Wrinkles in Time
When you’ve used your dining table as a desk and your kitchen counter to process the incoming mail, then you have company over for dinner (in the years Before Coronavirus) or the least-excuse “holiday” to celebrate, and you dump all the haphazardly piled papers into a cardboard document box to tidy up, and you do that for maybe a decade or so, including a few house moves, you have a ridiculous number of boxes to sort through. Or at least I did. Over the past couple of months of this paper project of mine, our recycling bin has swallowed years’ worth of welcome letters from old jobs and utility bills and expired sale fliers, but not without my steeling myself against the urge to continue to save most of it. I was an American Studies major in college, and I read with fascination the surviving ephemera (they thought) of other people’s lives as part of my degree—a journal from a gold prospector in the Klondike in 1898; household purchases from 1921 carefully tallied in perfect script in a little lined notebook; 1950s magazine advertisements for housekeeping labor-saving devices, with a requisite tightly coiffed, beaming woman in the background. More important than macro-historical details (presidents, wars, technological developments), these are the records of life as it’s lived by most of us most of the time: How homesick were you after the thrill of your adventure wore off? How much did it cost to heat your home that severe winter, or cool it during that summer’s heat wave and drought?

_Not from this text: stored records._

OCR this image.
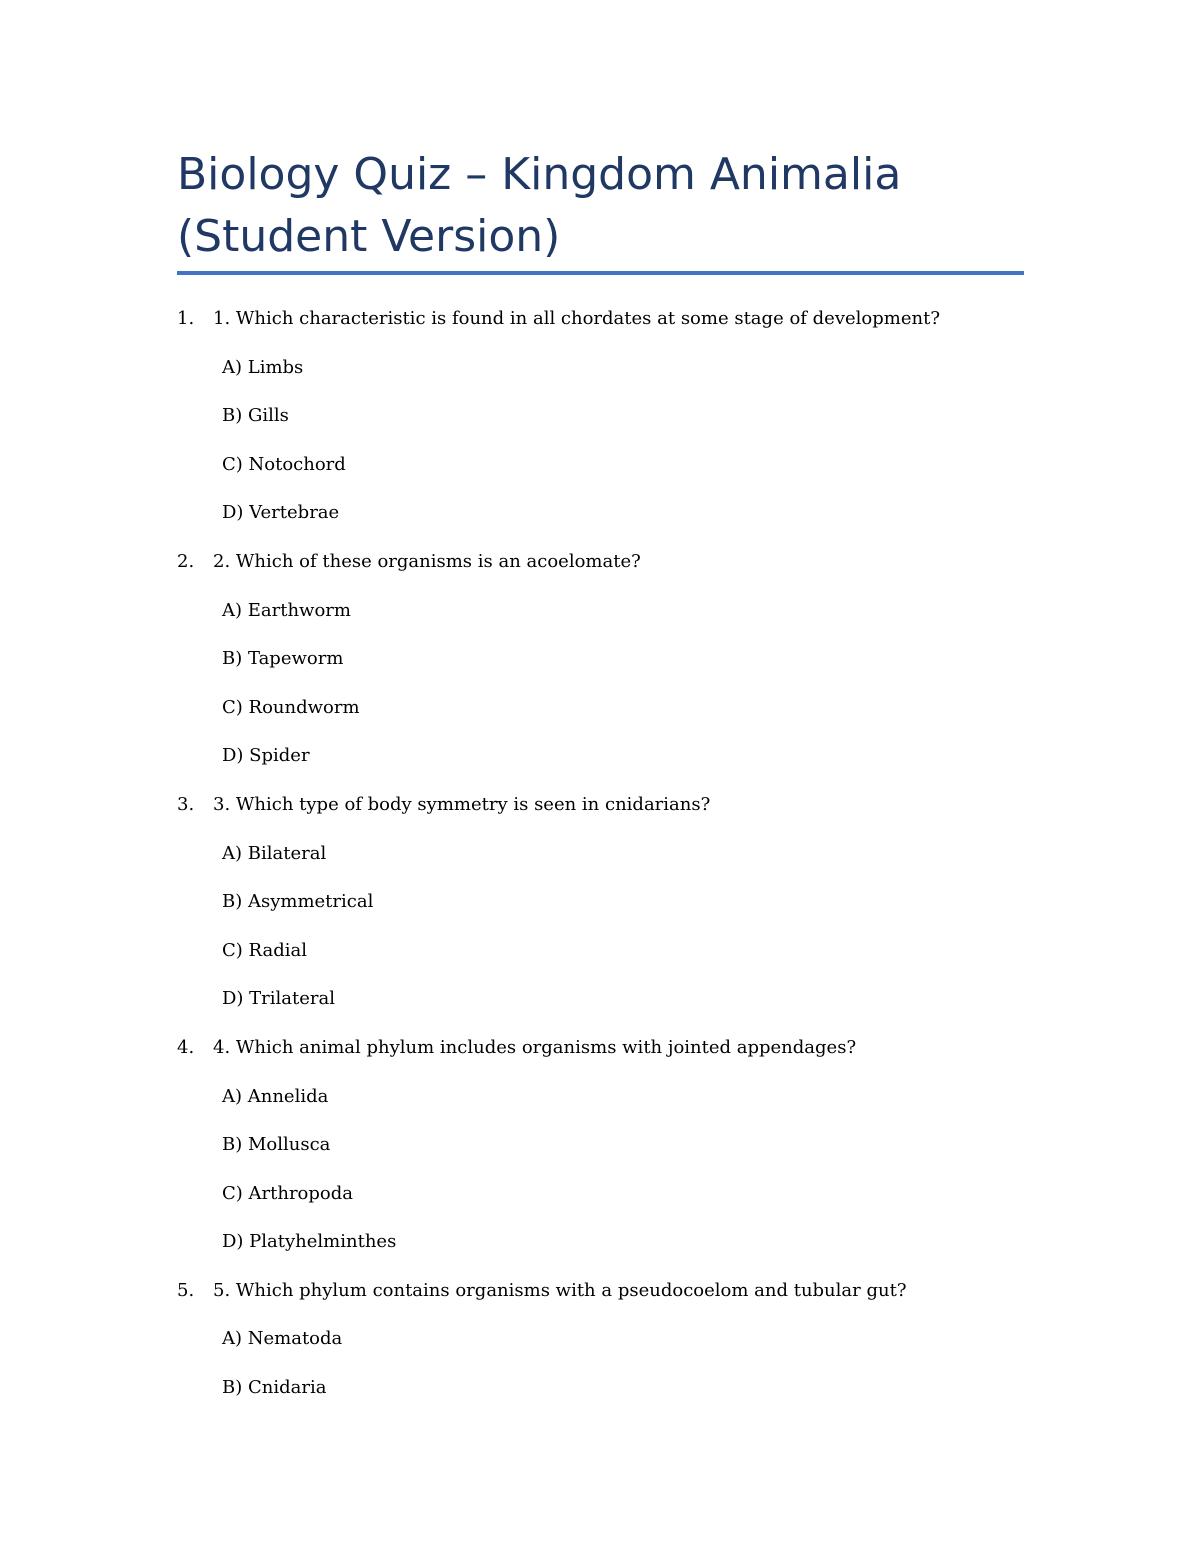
Biology Quiz – Kingdom Animalia (Student Version)
1. 1. Which characteristic is found in all chordates at some stage of development?
A) Limbs
B) Gills
C) Notochord
D) Vertebrae
2. 2. Which of these organisms is an acoelomate?
A) Earthworm
B) Tapeworm
C) Roundworm
D) Spider
3. 3. Which type of body symmetry is seen in cnidarians?
A) Bilateral
B) Asymmetrical
C) Radial
D) Trilateral
4. 4. Which animal phylum includes organisms with jointed appendages?
A) Annelida
B) Mollusca
C) Arthropoda
D) Platyhelminthes
5. 5. Which phylum contains organisms with a pseudocoelom and tubular gut?
A) Nematoda
B) Cnidaria
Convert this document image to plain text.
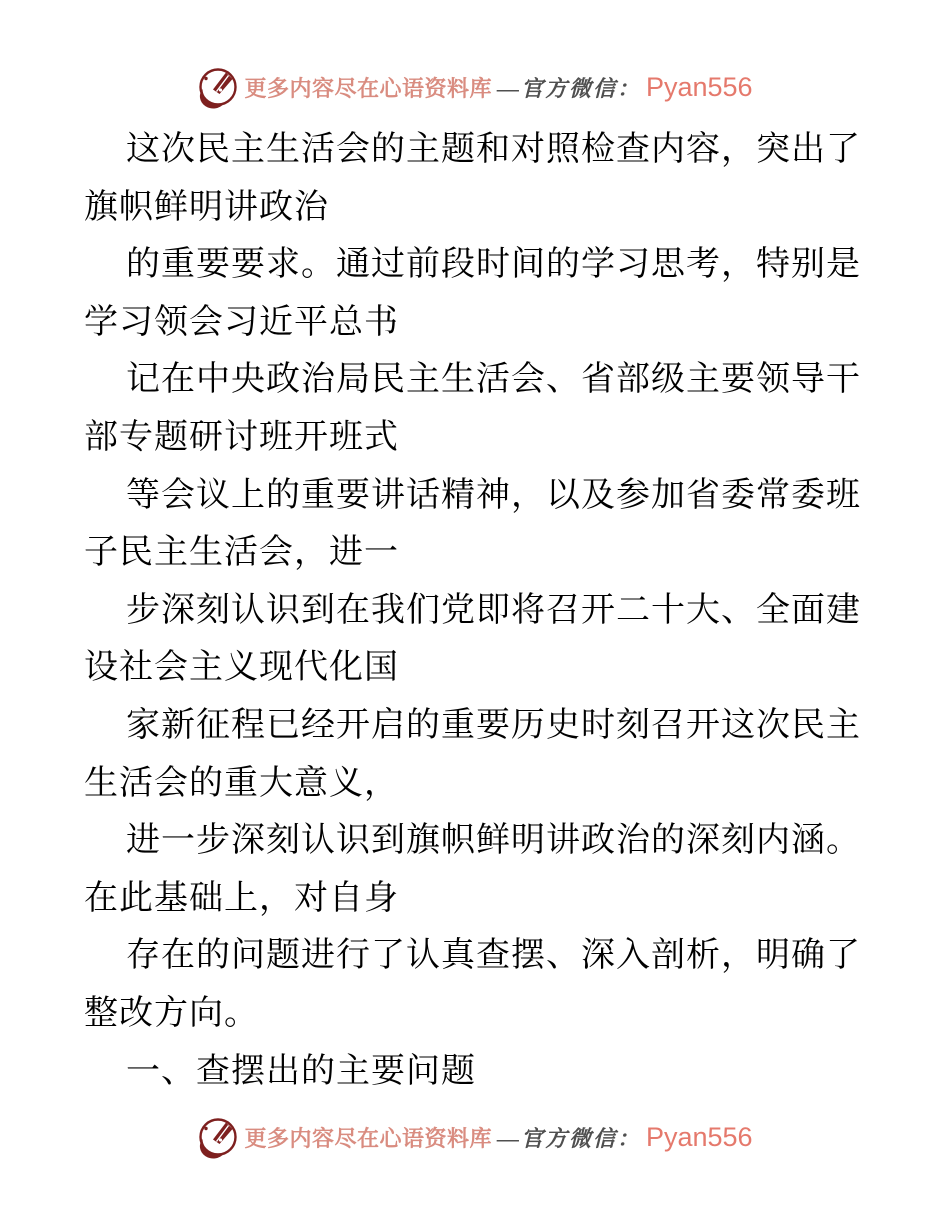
更多内容尽在心语资料库 —官方微信： Pyan556
这次民主生活会的主题和对照检查内容，突出了
旗帜鲜明讲政治
的重要要求。通过前段时间的学习思考，特别是
学习领会习近平总书
记在中央政治局民主生活会、省部级主要领导干
部专题研讨班开班式
等会议上的重要讲话精神，以及参加省委常委班
子民主生活会，进一
步深刻认识到在我们党即将召开二十大、全面建
设社会主义现代化国
家新征程已经开启的重要历史时刻召开这次民主
生活会的重大意义，
进一步深刻认识到旗帜鲜明讲政治的深刻内涵。
在此基础上，对自身
存在的问题进行了认真查摆、深入剖析，明确了
整改方向。
一、查摆出的主要问题
更多内容尽在心语资料库 —官方微信： Pyan556
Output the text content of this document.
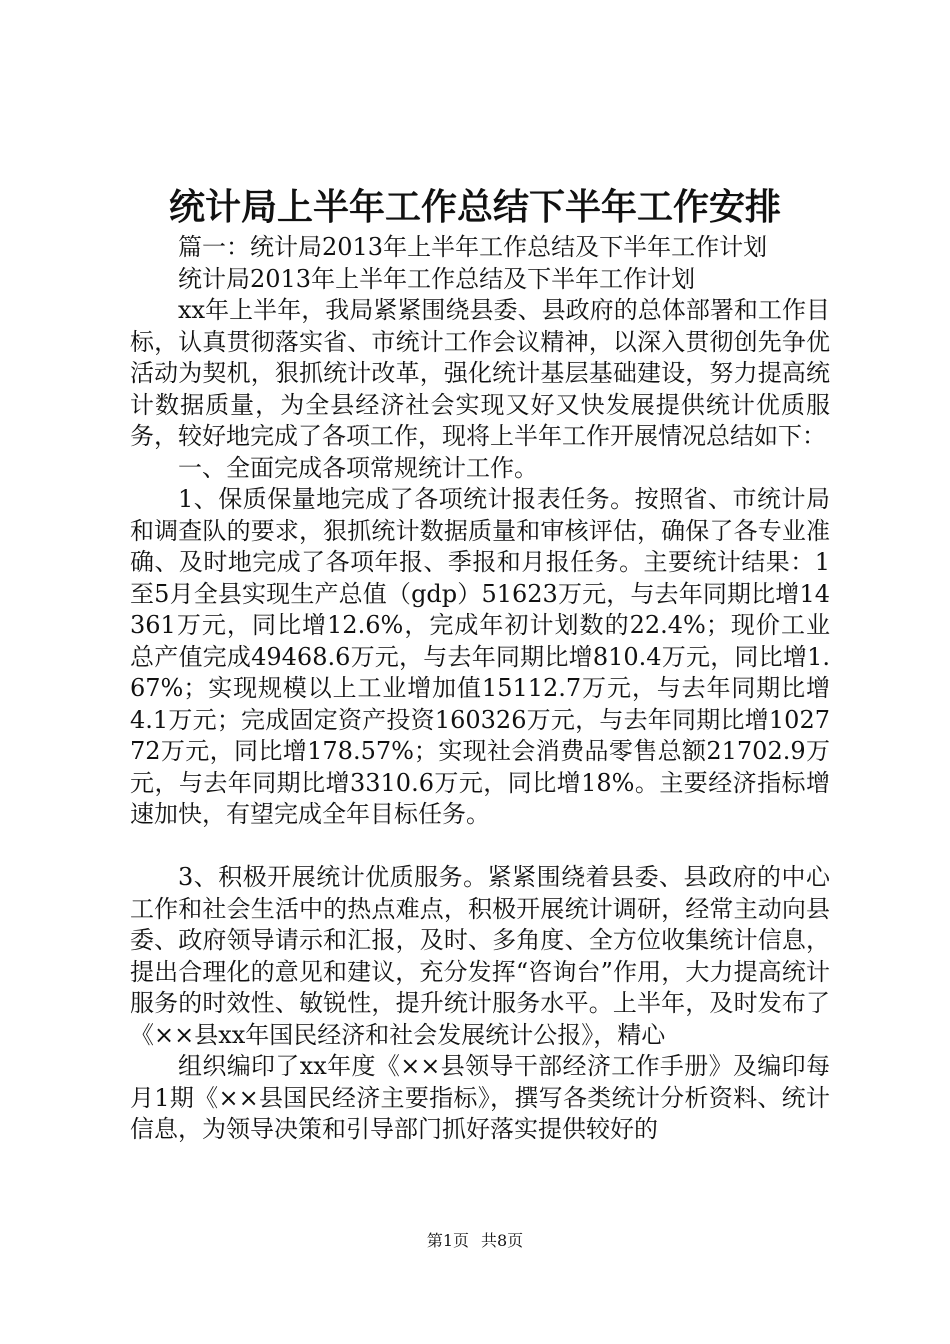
统计局上半年工作总结下半年工作安排

篇一：统计局2013年上半年工作总结及下半年工作计划

统计局2013年上半年工作总结及下半年工作计划

xx年上半年，我局紧紧围绕县委、县政府的总体部署和工作目标，认真贯彻落实省、市统计工作会议精神，以深入贯彻创先争优活动为契机，狠抓统计改革，强化统计基层基础建设，努力提高统计数据质量，为全县经济社会实现又好又快发展提供统计优质服务，较好地完成了各项工作，现将上半年工作开展情况总结如下：

一、全面完成各项常规统计工作。

1、保质保量地完成了各项统计报表任务。按照省、市统计局和调查队的要求，狠抓统计数据质量和审核评估，确保了各专业准确、及时地完成了各项年报、季报和月报任务。主要统计结果：1至5月全县实现生产总值（gdp）51623万元，与去年同期比增14361万元，同比增12.6%，完成年初计划数的22.4%；现价工业总产值完成49468.6万元，与去年同期比增810.4万元，同比增1.67%；实现规模以上工业增加值15112.7万元，与去年同期比增4.1万元；完成固定资产投资160326万元，与去年同期比增102772万元，同比增178.57%；实现社会消费品零售总额21702.9万元，与去年同期比增3310.6万元，同比增18%。主要经济指标增速加快，有望完成全年目标任务。

3、积极开展统计优质服务。紧紧围绕着县委、县政府的中心工作和社会生活中的热点难点，积极开展统计调研，经常主动向县委、政府领导请示和汇报，及时、多角度、全方位收集统计信息，提出合理化的意见和建议，充分发挥“咨询台”作用，大力提高统计服务的时效性、敏锐性，提升统计服务水平。上半年，及时发布了《××县xx年国民经济和社会发展统计公报》，精心

组织编印了xx年度《××县领导干部经济工作手册》及编印每月1期《××县国民经济主要指标》，撰写各类统计分析资料、统计信息，为领导决策和引导部门抓好落实提供较好的

第1页 共8页
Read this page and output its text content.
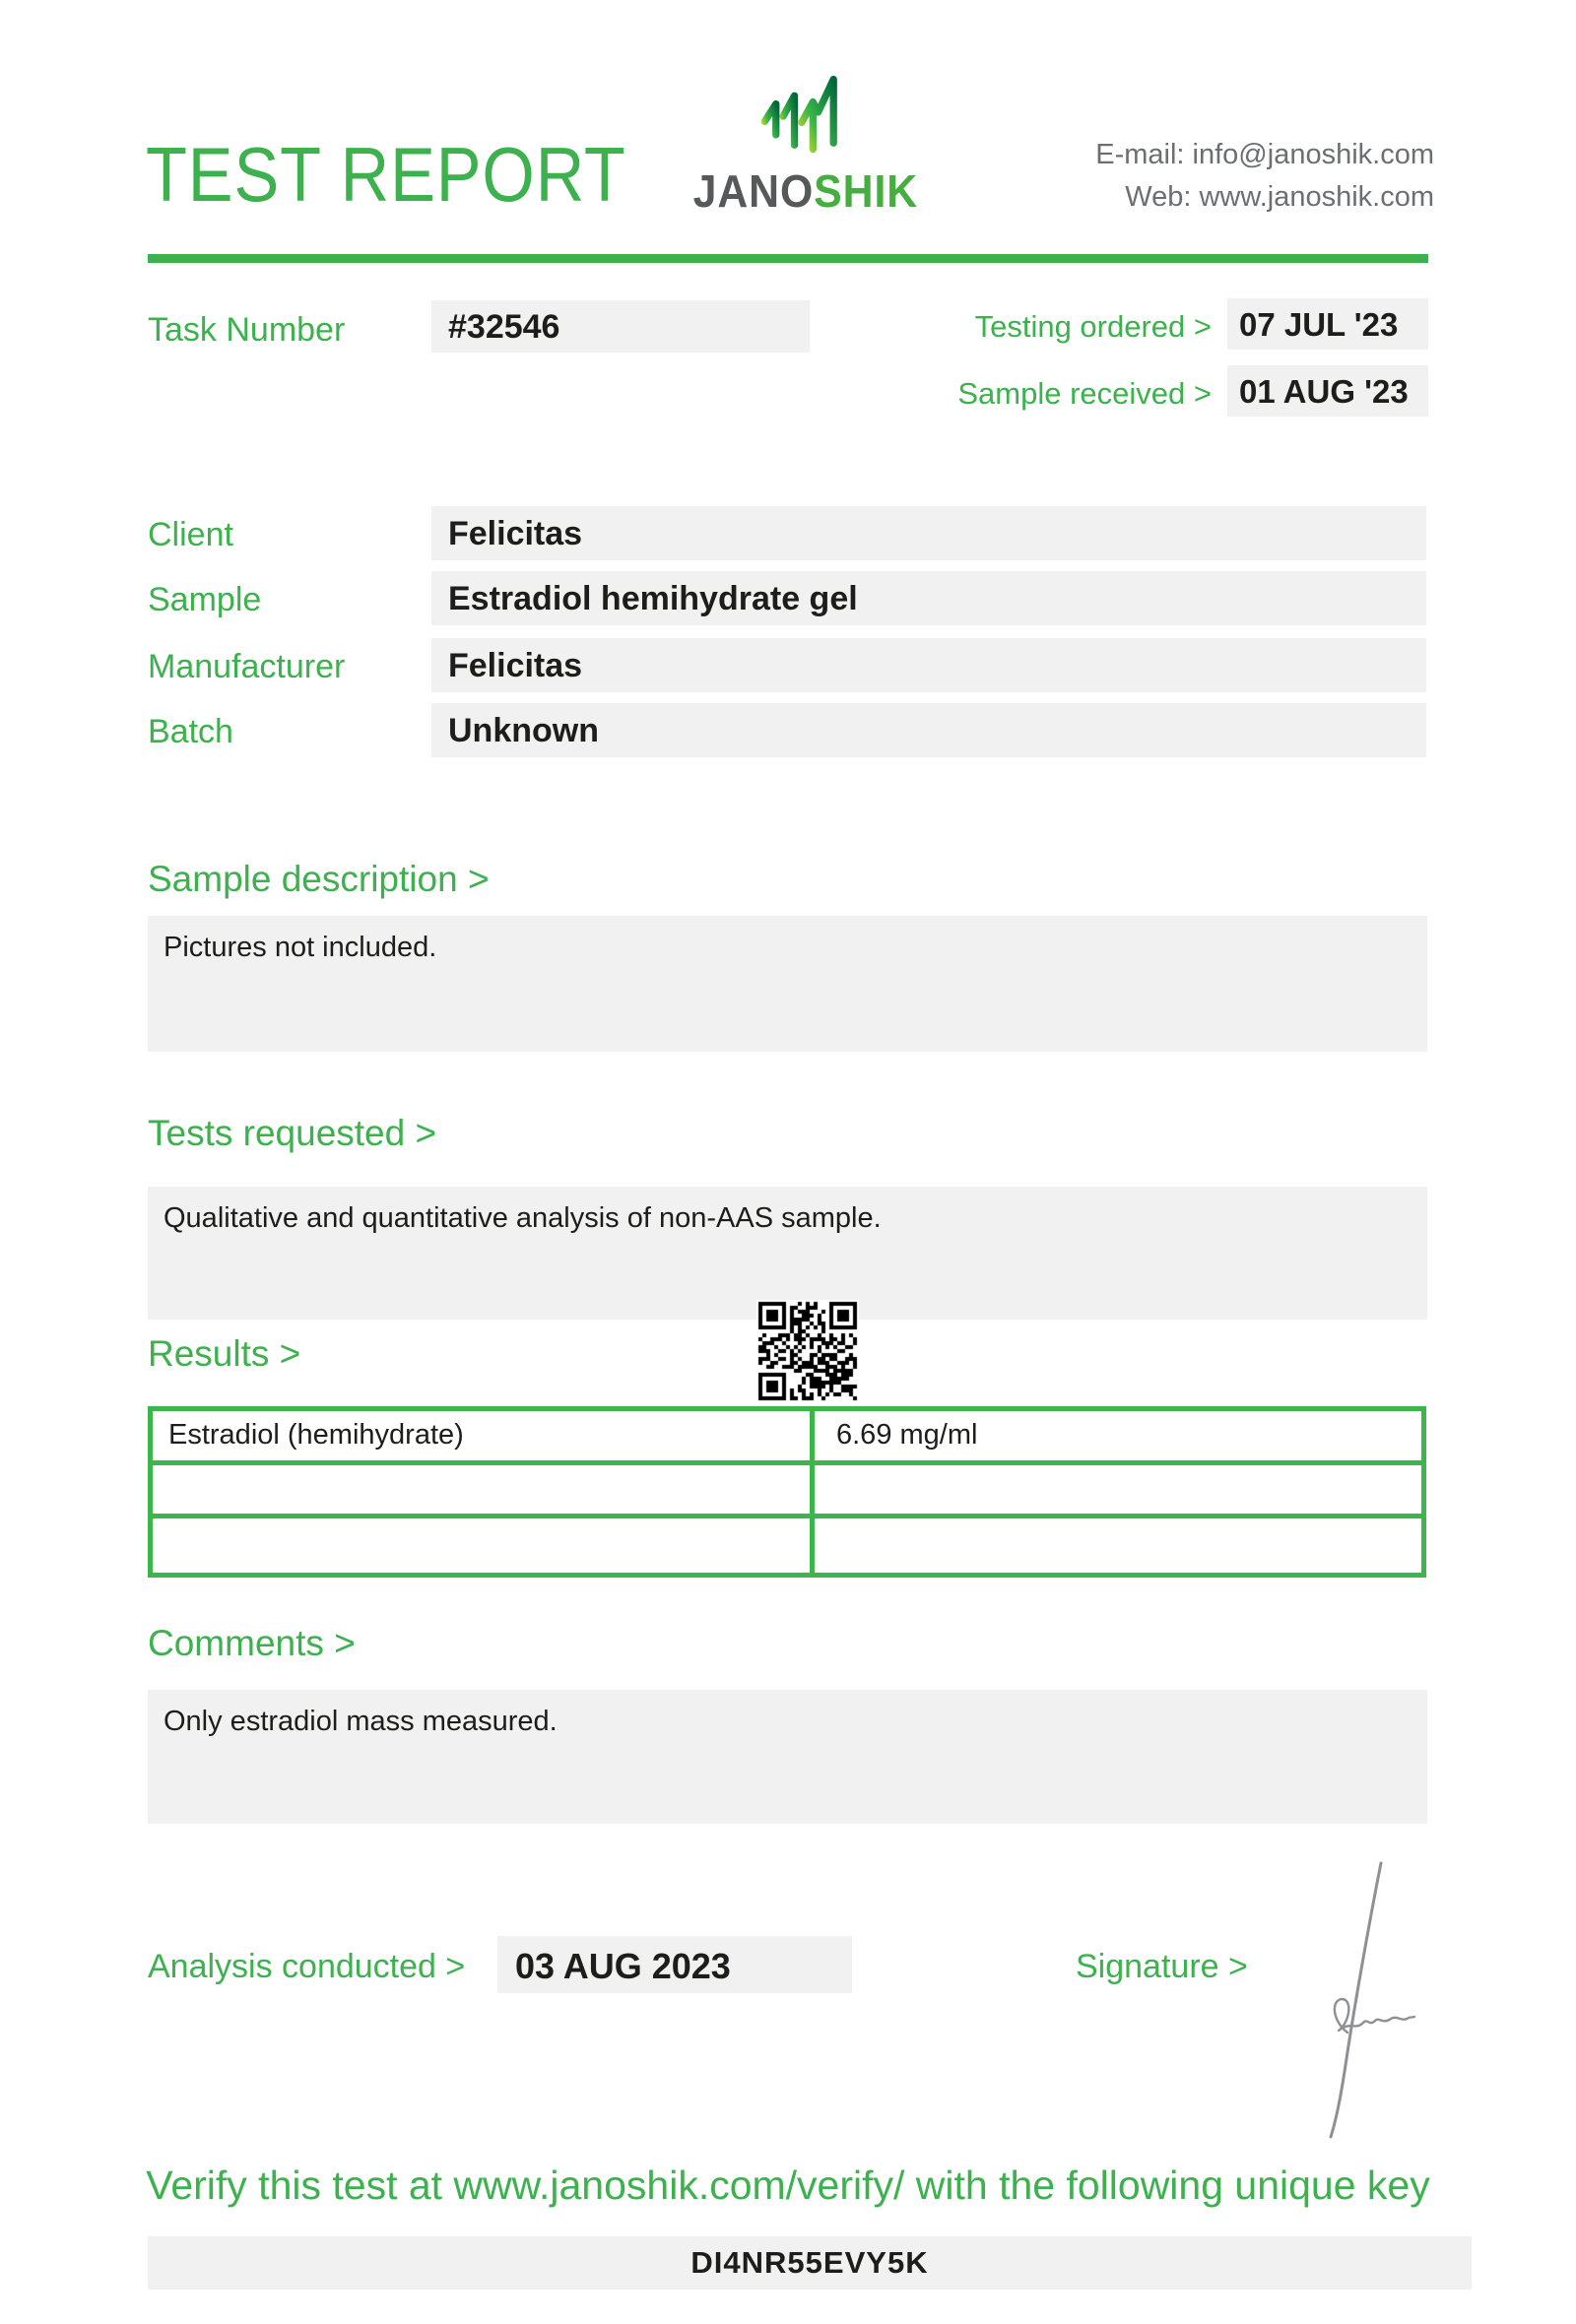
TEST REPORT JANOSHIK
E-mail: info@janoshik.com
Web: www.janoshik.com
Task Number	#32546	Testing ordered > 07 JUL '23
Sample received > 01 AUG '23
Client	Felicitas
Sample	Estradiol hemihydrate gel
Manufacturer	Felicitas
Batch	Unknown
Sample description >
Pictures not included.
Tests requested >
Qualitative and quantitative analysis of non-AAS sample.
Results >
Estradiol (hemihydrate)	6.69 mg/ml
Comments >
Only estradiol mass measured.
Analysis conducted >	03 AUG 2023	Signature >
Verify this test at www.janoshik.com/verify/ with the following unique key
DI4NR55EVY5K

What were the cultural norms and pressures that shaped you?
An even stickier effort—but far more satisfying than any length of a ramble on social media—in which I’ve been deeply enmeshed this week: processing decades of personal letters. If you have written me a physical letter from the heart, with any details or depth at all, I have saved it; you’re astonishing and articulate and cherished. I used to have a system where I filed letters alphabetically, but my “to be filed” box(es!!!) of letters accumulated for far longer even than the general paperwork; back in the earliest days of email (yes), I actually printed what people sent me (more formal missives than the general mode is now), because I didn’t trust the technology to keep the record. (I was right about that—none of those early service providers and their tiny, clunky servers still exist, nor my own computer and hard drives, the rivers of correspondence which rode along them similarly evaporated.) This week, I’ve retroactively switched to a yearly filing system for anything that needs processing, and as I’ve thrown away envelopes and tucked treasures into the date-matched folders, I’ve been awash with emotion—falling in love even more, even more deeply—at the sweep and beauty of all our lives over all this time.
Cherubic children in holiday photos, now with babies of their own. Graduating high school seniors, now middle-aged, sometimes struggling in the wilderness, then or now. Wedding invitations of couples now divorced. A friend announcing her reunion with the baby—now a 20-something—she placed for adoption when she herself was a teenager. A friend, now officially a sister (thanks to my brother) and soulmate (thanks to that friend’s relationship skills). A beloved writing from prison, the envelope stamped with an assurance/warning about its contents being uncensored. A beloved agonizing about life in 2004, assigned male at birth, confirmed as a woman in 2018. My sisters’ distinctive handwriting and thoughts. My mother’s book reviews. My maternal grandmother’s last letter to me before Alzheimer’s stole her lucidity and removed my favorite return address on any piece of mail, except for the much later ones from Japan, South Korea, Russia, and Ukraine (you know who you are and when that was!). Postcards from everywhere. Love letters. Thank you notes for gifts and help I often don’t remember giving. Generous apologies. Generous responses to my apologies. Generosity all over the place. The announced triumphs, the between-the-lines disasters; the publicly celebrated joys, the private pains; the heart-pounding, gut-wrenching gorgeousness of it all.